Quantitative polarimetry of the disk around HD 169142

Institute for Particle Physics and Astrophysics, ETH Zurich, Wolfgang-Pauli-Strasse 27, 8093 Zurich, Switzerland
e-mail: chtschud@phys.ethz.ch

Received: 8 April 2021
Accepted: 10 July 2021

Abstract

Context. Many scattered light images of protoplanetary disks have been obtained with the new generation of adaptive optics (AO) systems at large telescopes. The measured scattered radiation can be used to constrain the dust that forms planets in these disks.

Aims. We want to constrain the dust particle properties for the bright, pole-on transition disk around HD 169142 with accurate measurements and a quantitative analysis for the polarization and intensity of the scattered radiation.

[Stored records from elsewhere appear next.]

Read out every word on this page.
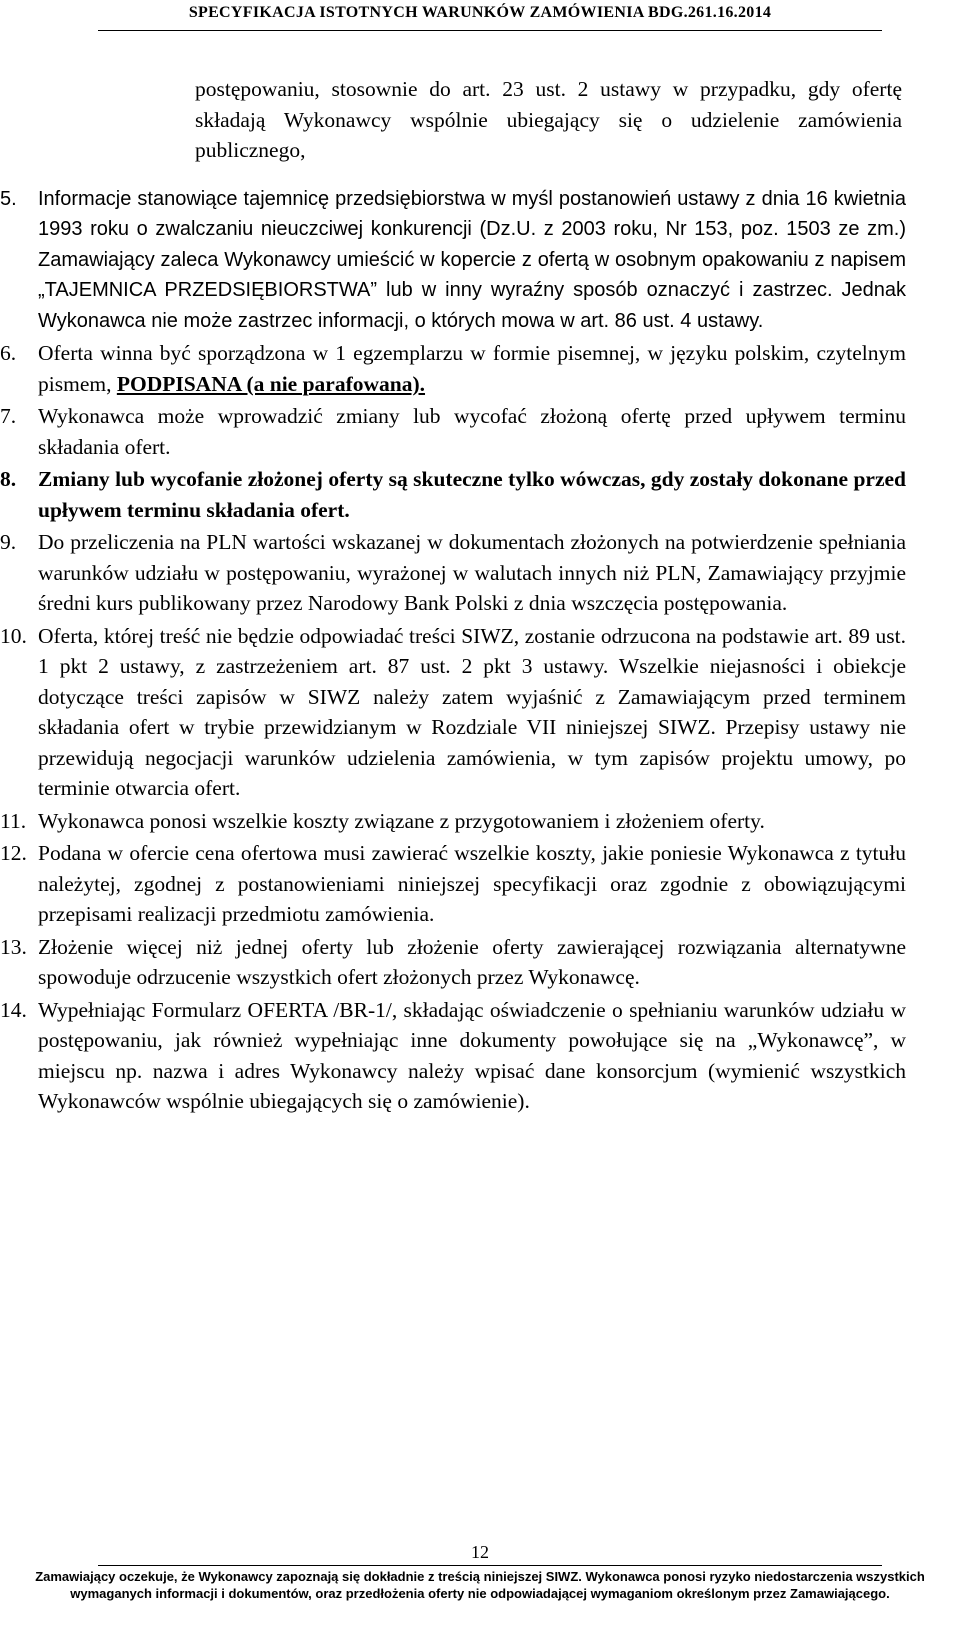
SPECYFIKACJA ISTOTNYCH WARUNKÓW ZAMÓWIENIA BDG.261.16.2014
postępowaniu, stosownie do art. 23 ust. 2 ustawy w przypadku, gdy ofertę składają Wykonawcy wspólnie ubiegający się o udzielenie zamówienia publicznego,
5. Informacje stanowiące tajemnicę przedsiębiorstwa w myśl postanowień ustawy z dnia 16 kwietnia 1993 roku o zwalczaniu nieuczciwej konkurencji (Dz.U. z 2003 roku, Nr 153, poz. 1503 ze zm.) Zamawiający zaleca Wykonawcy umieścić w kopercie z ofertą w osobnym opakowaniu z napisem „TAJEMNICA PRZEDSIĘBIORSTWA” lub w inny wyraźny sposób oznaczyć i zastrzec. Jednak Wykonawca nie może zastrzec informacji, o których mowa w art. 86 ust. 4 ustawy.
6. Oferta winna być sporządzona w 1 egzemplarzu w formie pisemnej, w języku polskim, czytelnym pismem, PODPISANA (a nie parafowana).
7. Wykonawca może wprowadzić zmiany lub wycofać złożoną ofertę przed upływem terminu składania ofert.
8. Zmiany lub wycofanie złożonej oferty są skuteczne tylko wówczas, gdy zostały dokonane przed upływem terminu składania ofert.
9. Do przeliczenia na PLN wartości wskazanej w dokumentach złożonych na potwierdzenie spełniania warunków udziału w postępowaniu, wyrażonej w walutach innych niż PLN, Zamawiający przyjmie średni kurs publikowany przez Narodowy Bank Polski z dnia wszczęcia postępowania.
10. Oferta, której treść nie będzie odpowiadać treści SIWZ, zostanie odrzucona na podstawie art. 89 ust. 1 pkt 2 ustawy, z zastrzeżeniem art. 87 ust. 2 pkt 3 ustawy. Wszelkie niejasności i obiekcje dotyczące treści zapisów w SIWZ należy zatem wyjaśnić z Zamawiającym przed terminem składania ofert w trybie przewidzianym w Rozdziale VII niniejszej SIWZ. Przepisy ustawy nie przewidują negocjacji warunków udzielenia zamówienia, w tym zapisów projektu umowy, po terminie otwarcia ofert.
11. Wykonawca ponosi wszelkie koszty związane z przygotowaniem i złożeniem oferty.
12. Podana w ofercie cena ofertowa musi zawierać wszelkie koszty, jakie poniesie Wykonawca z tytułu należytej, zgodnej z postanowieniami niniejszej specyfikacji oraz zgodnie z obowiązującymi przepisami realizacji przedmiotu zamówienia.
13. Złożenie więcej niż jednej oferty lub złożenie oferty zawierającej rozwiązania alternatywne spowoduje odrzucenie wszystkich ofert złożonych przez Wykonawcę.
14. Wypełniając Formularz OFERTA /BR-1/, składając oświadczenie o spełnianiu warunków udziału w postępowaniu, jak również wypełniając inne dokumenty powołujące się na „Wykonawcę”, w miejscu np. nazwa i adres Wykonawcy należy wpisać dane konsorcjum (wymienić wszystkich Wykonawców wspólnie ubiegających się o zamówienie).
12
Zamawiający oczekuje, że Wykonawcy zapoznają się dokładnie z treścią niniejszej SIWZ. Wykonawca ponosi ryzyko niedostarczenia wszystkich
wymaganych informacji i dokumentów, oraz przedłożenia oferty nie odpowiadającej wymaganiom określonym przez Zamawiającego.
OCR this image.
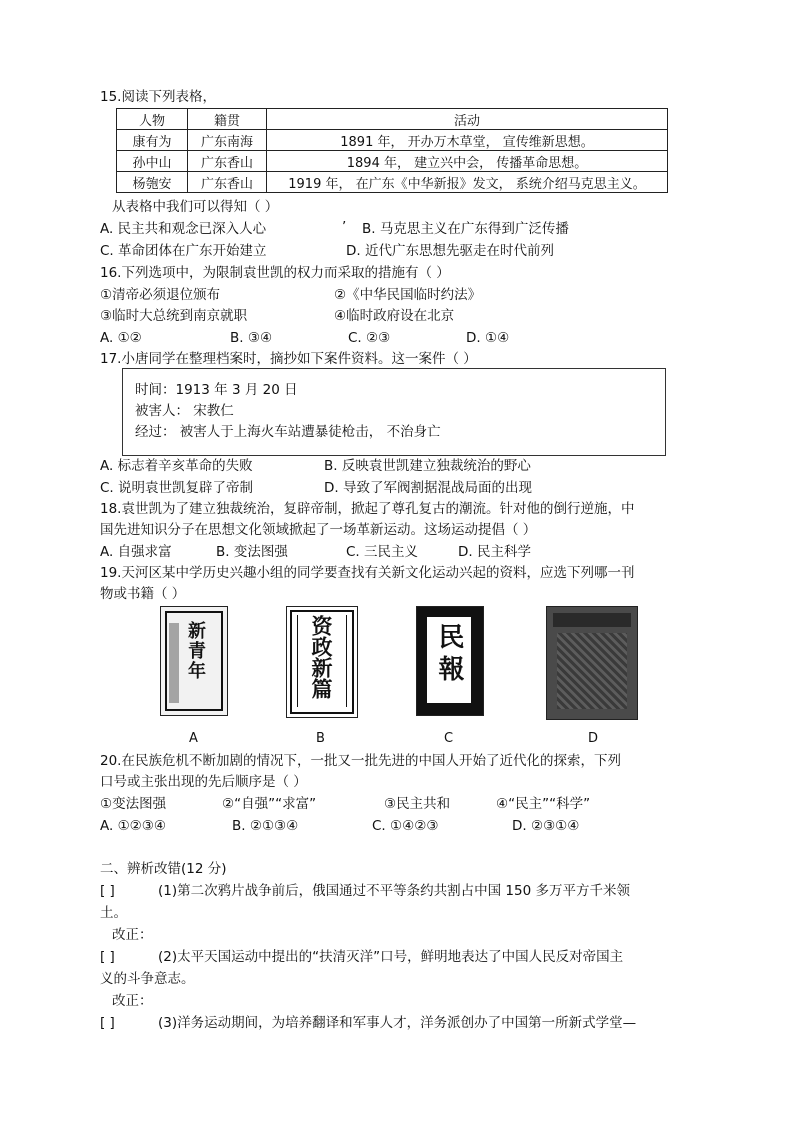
15.阅读下列表格，
人物	籍贯	活动
康有为	广东南海	1891 年， 开办万木草堂， 宣传维新思想。
孙中山	广东香山	1894 年， 建立兴中会， 传播革命思想。
杨匏安	广东香山	1919 年， 在广东《中华新报》发文， 系统介绍马克思主义。
从表格中我们可以得知（ ）
A. 民主共和观念已深入人心	’ B. 马克思主义在广东得到广泛传播
C. 革命团体在广东开始建立	D. 近代广东思想先驱走在时代前列
16.下列选项中，为限制袁世凯的权力而采取的措施有（ ）
①清帝必须退位颁布	②《中华民国临时约法》
③临时大总统到南京就职	④临时政府设在北京
A. ①②	B. ③④	C. ②③	D. ①④
17.小唐同学在整理档案时，摘抄如下案件资料。这一案件（ ）
时间：1913 年 3 月 20 日
被害人： 宋教仁
经过： 被害人于上海火车站遭暴徒枪击， 不治身亡
A. 标志着辛亥革命的失败	B. 反映袁世凯建立独裁统治的野心
C. 说明袁世凯复辟了帝制	D. 导致了军阀割据混战局面的出现
18.袁世凯为了建立独裁统治，复辟帝制，掀起了尊孔复古的潮流。针对他的倒行逆施，中
国先进知识分子在思想文化领域掀起了一场革新运动。这场运动提倡（ ）
A. 自强求富	B. 变法图强	C. 三民主义	D. 民主科学
19.天河区某中学历史兴趣小组的同学要查找有关新文化运动兴起的资料，应选下列哪一刊
物或书籍（ ）
新青年
A
资政新篇
B
民報
C	D
20.在民族危机不断加剧的情况下，一批又一批先进的中国人开始了近代化的探索，下列
口号或主张出现的先后顺序是（ ）
①变法图强	②“自强”“求富”	③民主共和	④“民主”“科学”
A. ①②③④	B. ②①③④	C. ①④②③	D. ②③①④
二、辨析改错(12 分)
[ ]	(1)第二次鸦片战争前后，俄国通过不平等条约共割占中国 150 多万平方千米领
土。
改正：
[ ]	(2)太平天国运动中提出的“扶清灭洋”口号，鲜明地表达了中国人民反对帝国主
义的斗争意志。
改正：
[ ]	(3)洋务运动期间，为培养翻译和军事人才，洋务派创办了中国第一所新式学堂—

Methods. We investigate high resolution imaging polarimetry of HD 169142 taken in the R′ and I′ bands with the SPHERE/ZIMPOL AO instrument. The geometry of this pole-on disk is close to rotational symmetry, and we can use azimuthally averaged radial profiles for our analysis. We describe the dependence of the disk polarimetry on the atmospheric turbulence, which strongly impacts the AO point spread function (PSF). With non-coronagraphic data we can analyze the polarimetric signal of the disk simultaneously with the stellar PSF and determine the polarization of the disk based on simulations of the PSF convolution. We also extract the disk intensity signal and derive the fractional polarization for the R′ and I′ bands. We compare the scattered flux from the inner and outer disk rings with the corresponding thermal dust emissions measured in the IR and estimate the ratio between scattered and absorbed radiation.

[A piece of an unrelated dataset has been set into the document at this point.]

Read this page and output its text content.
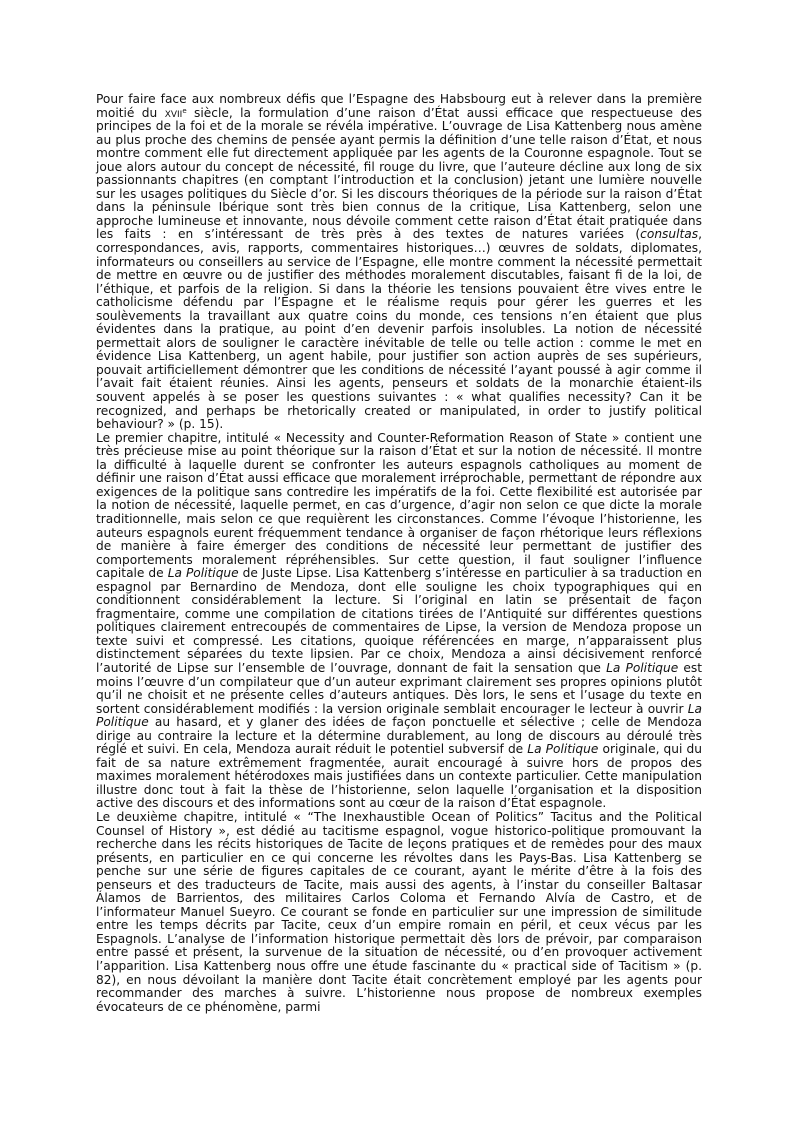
Pour faire face aux nombreux défis que l’Espagne des Habsbourg eut à relever dans la première moitié du xvii$^e$ siècle, la formulation d’une raison d’État aussi efficace que respectueuse des principes de la foi et de la morale se révéla impérative. L’ouvrage de Lisa Kattenberg nous amène au plus proche des chemins de pensée ayant permis la définition d’une telle raison d’État, et nous montre comment elle fut directement appliquée par les agents de la Couronne espagnole. Tout se joue alors autour du concept de nécessité, fil rouge du livre, que l’auteure décline aux long de six passionnants chapitres (en comptant l’introduction et la conclusion) jetant une lumière nouvelle sur les usages politiques du Siècle d’or. Si les discours théoriques de la période sur la raison d’État dans la péninsule Ibérique sont très bien connus de la critique, Lisa Kattenberg, selon une approche lumineuse et innovante, nous dévoile comment cette raison d’État était pratiquée dans les faits : en s’intéressant de très près à des textes de natures variées (consultas, correspondances, avis, rapports, commentaires historiques…) œuvres de soldats, diplomates, informateurs ou conseillers au service de l’Espagne, elle montre comment la nécessité permettait de mettre en œuvre ou de justifier des méthodes moralement discutables, faisant fi de la loi, de l’éthique, et parfois de la religion. Si dans la théorie les tensions pouvaient être vives entre le catholicisme défendu par l’Espagne et le réalisme requis pour gérer les guerres et les soulèvements la travaillant aux quatre coins du monde, ces tensions n’en étaient que plus évidentes dans la pratique, au point d’en devenir parfois insolubles. La notion de nécessité permettait alors de souligner le caractère inévitable de telle ou telle action : comme le met en évidence Lisa Kattenberg, un agent habile, pour justifier son action auprès de ses supérieurs, pouvait artificiellement démontrer que les conditions de nécessité l’ayant poussé à agir comme il l’avait fait étaient réunies. Ainsi les agents, penseurs et soldats de la monarchie étaient-ils souvent appelés à se poser les questions suivantes : « what qualifies necessity? Can it be recognized, and perhaps be rhetorically created or manipulated, in order to justify political behaviour? » (p. 15).

Le premier chapitre, intitulé « Necessity and Counter-Reformation Reason of State » contient une très précieuse mise au point théorique sur la raison d’État et sur la notion de nécessité. Il montre la difficulté à laquelle durent se confronter les auteurs espagnols catholiques au moment de définir une raison d’État aussi efficace que moralement irréprochable, permettant de répondre aux exigences de la politique sans contredire les impératifs de la foi. Cette flexibilité est autorisée par la notion de nécessité, laquelle permet, en cas d’urgence, d’agir non selon ce que dicte la morale traditionnelle, mais selon ce que requièrent les circonstances. Comme l’évoque l’historienne, les auteurs espagnols eurent fréquemment tendance à organiser de façon rhétorique leurs réflexions de manière à faire émerger des conditions de nécessité leur permettant de justifier des comportements moralement répréhensibles. Sur cette question, il faut souligner l’influence capitale de La Politique de Juste Lipse. Lisa Kattenberg s’intéresse en particulier à sa traduction en espagnol par Bernardino de Mendoza, dont elle souligne les choix typographiques qui en conditionnent considérablement la lecture. Si l’original en latin se présentait de façon fragmentaire, comme une compilation de citations tirées de l’Antiquité sur différentes questions politiques clairement entrecoupés de commentaires de Lipse, la version de Mendoza propose un texte suivi et compressé. Les citations, quoique référencées en marge, n’apparaissent plus distinctement séparées du texte lipsien. Par ce choix, Mendoza a ainsi décisivement renforcé l’autorité de Lipse sur l’ensemble de l’ouvrage, donnant de fait la sensation que La Politique est moins l’œuvre d’un compilateur que d’un auteur exprimant clairement ses propres opinions plutôt qu’il ne choisit et ne présente celles d’auteurs antiques. Dès lors, le sens et l’usage du texte en sortent considérablement modifiés : la version originale semblait encourager le lecteur à ouvrir La Politique au hasard, et y glaner des idées de façon ponctuelle et sélective ; celle de Mendoza dirige au contraire la lecture et la détermine durablement, au long de discours au déroulé très réglé et suivi. En cela, Mendoza aurait réduit le potentiel subversif de La Politique originale, qui du fait de sa nature extrêmement fragmentée, aurait encouragé à suivre hors de propos des maximes moralement hétérodoxes mais justifiées dans un contexte particulier. Cette manipulation illustre donc tout à fait la thèse de l’historienne, selon laquelle l’organisation et la disposition active des discours et des informations sont au cœur de la raison d’État espagnole.

Le deuxième chapitre, intitulé « “The Inexhaustible Ocean of Politics” Tacitus and the Political Counsel of History », est dédié au tacitisme espagnol, vogue historico-politique promouvant la recherche dans les récits historiques de Tacite de leçons pratiques et de remèdes pour des maux présents, en particulier en ce qui concerne les révoltes dans les Pays-Bas. Lisa Kattenberg se penche sur une série de figures capitales de ce courant, ayant le mérite d’être à la fois des penseurs et des traducteurs de Tacite, mais aussi des agents, à l’instar du conseiller Baltasar Álamos de Barrientos, des militaires Carlos Coloma et Fernando Alvía de Castro, et de l’informateur Manuel Sueyro. Ce courant se fonde en particulier sur une impression de similitude entre les temps décrits par Tacite, ceux d’un empire romain en péril, et ceux vécus par les Espagnols. L’analyse de l’information historique permettait dès lors de prévoir, par comparaison entre passé et présent, la survenue de la situation de nécessité, ou d’en provoquer activement l’apparition. Lisa Kattenberg nous offre une étude fascinante du « practical side of Tacitism » (p. 82), en nous dévoilant la manière dont Tacite était concrètement employé par les agents pour recommander des marches à suivre. L’historienne nous propose de nombreux exemples évocateurs de ce phénomène, parmi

Results. We find for the inner and outer disk rings of HD 169142 mean radii of 170 ± 3 mas and 522 ± 20 mas, respectively, and the same small deviations from a perfect ring geometry as previous studies. The AO performance shows strong temporal variation because of the mediocre seeing of about 1.1″; this produces PSF peak variations of up to a factor of four and strongly correlated changes for the measured disk polarization of about a factor of two for the inner disk ring and about 1.2 for the more extended outer disk. This variable PSF convolution effect can be simulated and accurately corrected, and we obtain ratios between the integrated disk polarization flux and total system flux (Q̂_ϕ/I_tot) of 0.43 ± 0.01% for the R′ band and 0.55 ± 0.01% for the I′ band. This indicates a reddish color for the light reflection by the dust. The inner disk ring contributes about 75% and the outer disk about 25% to the total disk flux. The extraction of the scattered intensity of the disk is only possible for the bright, narrow, inner disk ring, and the obtained fractional polarization p̂ for the scattered radiation is 23.6 ± 3.5% for the I′ band and 22.0 ± 5.9% for the R′ band. The ratio between scattered disk flux and star flux (Î_disk/I_⋆) is about 2.3 ± 0.3%. This is much smaller than the derived IR excess F_fIR/F_⋆ = 17.6% for the disk components observed in scattered light. This indicates that only a small fraction of the radiation illuminating the disk is scattered; most is absorbed and reemitted in the IR.

Conclusions. We demonstrate the feasibility of accurate quantitative photo-polarimetry of a circumstellar disk with a radius of less than 0.2″, observed with ground-based AO systems, if the PSF convolution effects can be properly taken into account. Accurate measurements are a pre-requisite for finding differences in the dust properties for different disks. The derived fractional polarization of about 23% in the R′ and I′ bands for the compact (20 AU) inner disk of HD 169142 is lower than the measurement for the more extended disk HD 142527 for the same wavelength range and significantly lower than the estimates for near-IR data of other extended protoplanetary disks.